A telemetry agent publishes the following metrics natively:
- System memory and CPU utilization
- The total number of file descriptors, where each descriptor represents an open file
- The number of components in various states, such as the following:
  - Installed, new, and starting
  - Running, stopping, and finishing
  - Errored, broken, and stateless
Later, in the hands-on section, you will collect these metrics and process them on the cloud.
CloudWatch metrics is a Greengrass component that allows you to publish custom metrics to Amazon CloudWatch:
- Any custom component such as lambda functions or containers deployed on the core device can publish the custom metrics to a local topic (cloudwatch/metric/put).
- The components can be configured to specify different publish intervals (in seconds), so the metrics can be published with or without batching. For example, with lambda, the default batching window is 10 seconds and the maximum wait time could be 900 seconds.
- So, if you think of scenarios where you have to collect metrics from the sensors and actuators associated with the hub and not just from the gateways, a custom application can retrieve those data points and publish them locally or to cloud endpoints for monitoring purposes.
Log manager is a Greengrass component that can be deployed to your Greengrass core device to collect and, optionally, upload logs to Amazon CloudWatch Logs:
- Although metrics can help reflect the state of the device, logs are critical for troubleshooting exceptions or failures.
- For the real-time observability of logs, Greengrass offers various log files. Some of these you might have already used by now, such as the following:
  - Greengrass.log: This is a log file that is used to view real-time information about nucleus and component deployments. For example, with an HBS hub, this log file can report the errors, exceptions, and failures of the nucleus software, which you (or the customer) can analyze for downtimes or malfunctions.
  - Component.log: This is a log file(s) to view real-time information about the components running on the core device.
  - Main.log: This is a log file that handles the component life cycle information.
- The log manager component can upload logs in various frequencies. The default configuration for log manager is to upload new logs every 5 minutes to AWS CloudWatch. Additionally, it's possible to configure a lower upload interval for more frequent uploads. The log format is also configurable between text format and JSON format.
- Log manager also supports file rotation every hour or when the file size limit has exceeded. The default size limit for the log files is 1 MB and the disk size is 10 MB and is fully configurable. To optimize log sizes, it's also a best practice to use different verbosity levels for different environments (such as development, testing, and production):
  - For example, you can choose DEBUG-level logs to help with troubleshooting in non-production environments or ERROR-level logs to reduce the number of logs that a device generates in a production environment. This choice also helps to optimize costs.
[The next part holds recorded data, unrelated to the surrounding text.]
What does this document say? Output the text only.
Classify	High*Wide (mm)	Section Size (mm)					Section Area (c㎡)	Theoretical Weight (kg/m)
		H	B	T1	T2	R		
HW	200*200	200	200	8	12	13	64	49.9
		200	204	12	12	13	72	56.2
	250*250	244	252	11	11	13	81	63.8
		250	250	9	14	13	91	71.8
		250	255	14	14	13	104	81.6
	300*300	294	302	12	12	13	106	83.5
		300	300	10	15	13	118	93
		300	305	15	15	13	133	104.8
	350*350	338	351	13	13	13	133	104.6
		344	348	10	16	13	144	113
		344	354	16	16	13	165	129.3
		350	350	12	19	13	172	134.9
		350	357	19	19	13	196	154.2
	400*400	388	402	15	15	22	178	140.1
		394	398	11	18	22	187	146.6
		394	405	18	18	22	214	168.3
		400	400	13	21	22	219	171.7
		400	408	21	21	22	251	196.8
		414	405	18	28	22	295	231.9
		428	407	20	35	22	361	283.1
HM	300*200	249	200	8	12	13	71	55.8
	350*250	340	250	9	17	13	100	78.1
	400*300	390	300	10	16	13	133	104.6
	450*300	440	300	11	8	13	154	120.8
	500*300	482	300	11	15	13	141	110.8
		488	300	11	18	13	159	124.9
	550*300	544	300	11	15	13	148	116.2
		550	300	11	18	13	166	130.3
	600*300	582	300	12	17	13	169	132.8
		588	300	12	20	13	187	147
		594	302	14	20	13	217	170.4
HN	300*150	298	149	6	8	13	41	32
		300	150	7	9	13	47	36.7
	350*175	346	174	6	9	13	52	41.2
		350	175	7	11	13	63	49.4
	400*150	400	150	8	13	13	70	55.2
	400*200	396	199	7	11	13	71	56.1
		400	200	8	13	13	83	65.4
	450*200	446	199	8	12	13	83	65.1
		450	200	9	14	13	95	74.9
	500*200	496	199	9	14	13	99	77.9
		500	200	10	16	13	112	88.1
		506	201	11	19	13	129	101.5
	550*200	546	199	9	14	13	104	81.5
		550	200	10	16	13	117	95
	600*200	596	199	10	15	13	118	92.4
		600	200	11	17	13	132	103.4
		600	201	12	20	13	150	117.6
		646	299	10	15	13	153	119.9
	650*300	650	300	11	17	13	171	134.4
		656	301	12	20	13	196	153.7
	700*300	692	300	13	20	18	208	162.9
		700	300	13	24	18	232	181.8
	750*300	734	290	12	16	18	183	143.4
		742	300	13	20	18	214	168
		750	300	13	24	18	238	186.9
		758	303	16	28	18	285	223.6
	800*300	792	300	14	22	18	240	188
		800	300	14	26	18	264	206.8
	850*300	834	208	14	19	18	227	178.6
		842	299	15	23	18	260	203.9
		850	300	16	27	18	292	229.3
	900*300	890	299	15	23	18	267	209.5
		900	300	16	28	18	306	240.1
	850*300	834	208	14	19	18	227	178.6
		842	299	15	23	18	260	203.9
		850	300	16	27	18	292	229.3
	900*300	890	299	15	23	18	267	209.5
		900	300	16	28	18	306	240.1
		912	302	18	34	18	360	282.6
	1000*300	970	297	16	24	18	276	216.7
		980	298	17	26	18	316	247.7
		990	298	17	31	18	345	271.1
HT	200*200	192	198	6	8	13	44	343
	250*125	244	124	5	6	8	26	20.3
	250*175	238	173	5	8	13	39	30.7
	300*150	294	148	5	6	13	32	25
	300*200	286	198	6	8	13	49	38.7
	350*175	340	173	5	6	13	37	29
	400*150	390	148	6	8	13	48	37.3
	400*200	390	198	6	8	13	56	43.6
As you are collecting all of these data points (metrics and logs) from the HBS hub and publishing them to the cloud, the next step is to allow different personas such as fleet operators (or other downstream businesses) to consume this information. This can be achieved through CloudWatch, which natively offers various capabilities related to logging insights, generating dashboards, setting up alarms, and more. If your organization has already standardized on a monitoring solution (such as Splunk, Sumologic, Datadog, or others) CloudWatch also supports that integration.

Finally, in the control plane, Greengrass integrates with AWS CloudTrail to log access events related to service APIs, IAM users, and roles. These access logs can be used to determine additional details about Greengrass access such as the IP address from which a request was made, who the request was made by, and when it was made, which can be useful for various security and operational needs.

Maintenance

The previously explained services, such as Amazon CloudWatch (or a third-party solution), can be robust enough to generate the various insights required to monitor the health of IoT workloads. However, another common ask from IoT administrators or fleet operators is to have a single-pane-of-glass view that allows them to consume a comprehensive set of information from the device fleet, to quickly troubleshoot operational events.

For example, consider a scenario where customers are complaining that their HBS hubs are malfunctioning. As a fleet operator, you can observe a lot of connection drops and high-resource utilization from the dashboard. Therefore, you look up the logs (on a device or in the cloud) and identify it as a memory leak issue due to a specific component (such as Aggregator). Based on your operation playbook, you need to identify whether this is a one-off issue or whether more devices in the fleet are showing similar behavior. Therefore, you need an interface to search, identify, and visualize the metrics such as the device state, device connection, battery level across the fleet, or on a set filtered by user location. Here comes the need for a fleet management solution such as AWS Fleet Hub, which allows the creation of a fully managed web application to cater to various personas using a no-code approach. In our scenario, this web application can help the operators to view, query, and interact with a fleet of connected HBS hubs in near real time and troubleshoot the issue further. In addition to monitoring, the operators can also respond to alarms and trigger a remote operation over the air (OTA) to remediate deployed devices from a single interface. AWS Fleet Hub applications also enable the following:

Integration with existing identity and access management systems such as Active Directory and LDAP, which allow role-based access to different personas such as the fleet operators, fleet managers, device makers, third parties, and IT operators who are interacting with the HBS hub in some way. Additionally, this allows these users to use single sign-on (SSO) and access a fleet hub from any browser on a desktop, tablet, or smartphone.
Aggregation of data from other services such as AWS IoT Fleet Indexing, Amazon CloudWatch, or Amazon Simple Notification Service (SNS). The IoT Fleet Indexing service helps to index, search, query, and aggregate data from device registry, device shadow, and device connectivity events. Also, it's possible to create custom fields. CloudWatch metrics can be used in combination with these searchable fields to create alarms. Finally, Amazon SNS can notify different personas when an alarm threshold has been breached.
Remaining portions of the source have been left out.